As a food delivery service provider, Deliveroo has actually created three waves of disruption; first, it disrupted the food and restaurant industry, and now, using a data first approach, it is disrupting the food delivery business model and creating new challenges for the commercial real estate sector.

A report by market research company, Technavio, shows that the global online on-demand food delivery services market is set to grow at a CAGR of nearly 32% until 2021.

Considering that meal delivery has not typically been the most profitable activity for a restaurant, this is a major turnaround and a whole new market being created.

To capitalise on this, potential barriers need to be overcome — most importantly, the asymmetry between demand and supply.

While consumers are willing to pay for food to be delivered to their doorsteps, restaurants want to protect their brand and reputation and are not allowing a meal to travel 30 minutes across the city where it might arrive cold and in poor condition.

Data — and the insights it provides — is the key that bridges this gap to unlock potential growth.

The simple solution would be to send meals out from an optimised location that would minimise transit time, but not every restaurant can set up shop all over town. This is where Deliveroo has been able to drive innovation to stay ahead of its competition.

Leveraging location intelligence to analyse data including the clusters of existing demand, potential within an unserved market, and demographics, Deliveroo has been able to identify locations for satellite kitchens — strategically located converted shipping containers operating as delivery-only kitchens for restaurants to lease and operate from.

This, in turn, has created the agility to move the kitchen — a traditional heavy sunk cost — to where demand and revenue exists as that demand and market shifts.

To sell the idea to potential restaurant partners, Deliveroo uses location and demographic data to visualise the demand around the stand-alone kitchens — and because it’s all backed by data, restaurant owners are sold on the idea and revenue to make the most of this new, low-cost kitchen investment. 

It’s both a challenge and an opportunity for the commercial real estate market which was first jolted by online shopping, then shared office space.

Now the sector must contend with satellite kitchens, and inevitably there will be more disruptions in the future. Many would argue it is ripe for disruption anyway — and according to Deloitte, the disruption has already started.
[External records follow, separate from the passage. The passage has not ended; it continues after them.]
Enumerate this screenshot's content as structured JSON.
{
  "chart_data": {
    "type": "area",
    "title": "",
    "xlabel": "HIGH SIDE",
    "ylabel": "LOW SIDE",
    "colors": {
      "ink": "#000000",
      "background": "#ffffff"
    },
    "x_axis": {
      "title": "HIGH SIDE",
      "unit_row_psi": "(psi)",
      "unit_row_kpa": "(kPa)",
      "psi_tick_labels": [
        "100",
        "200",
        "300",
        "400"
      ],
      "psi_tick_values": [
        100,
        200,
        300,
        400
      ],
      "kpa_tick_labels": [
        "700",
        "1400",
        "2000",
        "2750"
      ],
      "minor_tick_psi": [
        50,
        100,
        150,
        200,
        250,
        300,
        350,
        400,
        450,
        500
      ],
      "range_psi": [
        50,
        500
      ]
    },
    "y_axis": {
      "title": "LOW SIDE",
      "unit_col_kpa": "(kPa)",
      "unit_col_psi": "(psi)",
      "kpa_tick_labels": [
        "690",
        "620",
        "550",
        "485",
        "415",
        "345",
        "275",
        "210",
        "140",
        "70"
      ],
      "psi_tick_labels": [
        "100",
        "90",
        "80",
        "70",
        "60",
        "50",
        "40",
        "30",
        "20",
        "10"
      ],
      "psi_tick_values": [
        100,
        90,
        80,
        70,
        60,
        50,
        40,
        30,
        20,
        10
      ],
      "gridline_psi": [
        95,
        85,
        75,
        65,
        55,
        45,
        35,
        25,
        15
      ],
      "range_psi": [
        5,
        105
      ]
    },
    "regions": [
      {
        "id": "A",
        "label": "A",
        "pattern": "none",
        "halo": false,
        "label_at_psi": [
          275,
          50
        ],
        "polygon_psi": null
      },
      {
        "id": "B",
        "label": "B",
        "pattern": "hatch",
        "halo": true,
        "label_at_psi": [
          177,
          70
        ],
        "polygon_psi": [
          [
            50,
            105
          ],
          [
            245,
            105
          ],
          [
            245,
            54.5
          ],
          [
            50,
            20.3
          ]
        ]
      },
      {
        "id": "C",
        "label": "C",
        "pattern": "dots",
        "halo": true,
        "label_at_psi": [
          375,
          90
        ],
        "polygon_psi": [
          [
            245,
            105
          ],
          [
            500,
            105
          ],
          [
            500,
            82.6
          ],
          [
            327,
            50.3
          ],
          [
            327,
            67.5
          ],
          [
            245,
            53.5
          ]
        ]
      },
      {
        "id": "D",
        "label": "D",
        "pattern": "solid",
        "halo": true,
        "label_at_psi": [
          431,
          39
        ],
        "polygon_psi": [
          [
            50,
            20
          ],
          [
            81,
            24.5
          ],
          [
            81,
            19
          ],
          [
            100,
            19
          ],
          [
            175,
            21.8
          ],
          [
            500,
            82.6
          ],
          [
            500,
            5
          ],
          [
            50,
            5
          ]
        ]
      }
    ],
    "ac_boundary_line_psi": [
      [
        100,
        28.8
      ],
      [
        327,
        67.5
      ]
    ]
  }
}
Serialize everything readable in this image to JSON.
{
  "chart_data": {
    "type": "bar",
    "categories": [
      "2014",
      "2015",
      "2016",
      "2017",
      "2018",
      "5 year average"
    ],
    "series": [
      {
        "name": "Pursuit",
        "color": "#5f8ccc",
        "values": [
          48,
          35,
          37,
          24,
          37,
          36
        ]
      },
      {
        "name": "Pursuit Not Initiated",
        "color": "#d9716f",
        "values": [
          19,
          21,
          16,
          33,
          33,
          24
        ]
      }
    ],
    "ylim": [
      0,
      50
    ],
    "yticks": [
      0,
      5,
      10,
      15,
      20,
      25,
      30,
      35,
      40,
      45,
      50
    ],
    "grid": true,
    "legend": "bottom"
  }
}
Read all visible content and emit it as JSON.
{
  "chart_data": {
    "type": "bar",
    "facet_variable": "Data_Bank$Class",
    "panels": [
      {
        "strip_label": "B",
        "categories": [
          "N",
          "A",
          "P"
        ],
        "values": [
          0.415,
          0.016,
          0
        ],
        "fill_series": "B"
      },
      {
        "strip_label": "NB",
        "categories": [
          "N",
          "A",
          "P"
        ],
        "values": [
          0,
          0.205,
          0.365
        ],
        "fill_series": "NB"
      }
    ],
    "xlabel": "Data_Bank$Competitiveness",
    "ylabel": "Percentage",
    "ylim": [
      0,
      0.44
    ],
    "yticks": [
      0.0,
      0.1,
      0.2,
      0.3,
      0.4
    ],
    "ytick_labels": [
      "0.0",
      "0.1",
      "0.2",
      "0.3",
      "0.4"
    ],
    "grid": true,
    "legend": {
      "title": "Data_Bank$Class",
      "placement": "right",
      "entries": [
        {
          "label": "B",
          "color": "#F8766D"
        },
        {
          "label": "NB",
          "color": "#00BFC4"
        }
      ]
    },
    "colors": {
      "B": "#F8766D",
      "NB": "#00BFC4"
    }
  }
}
Organisations such as JLL and Knight Frank are meeting this challenge head on. Adopting some of the same location analytic techniques used by Deliveroo, they amplify their expertise to innovate on behalf of their clients and guide them towards locations that are most likely to maximise profitability and reduce risk.

The oldest adage of real estate is ‘location, location, location’, but only location analytics can completely unlock the value of any location. The ability to map entire location data assets — such as demographics, travel times, predicted market changes, inventory, client growth, infrastructure investment — helps to unlock new commercial insights while driving a new wave of industry disruption.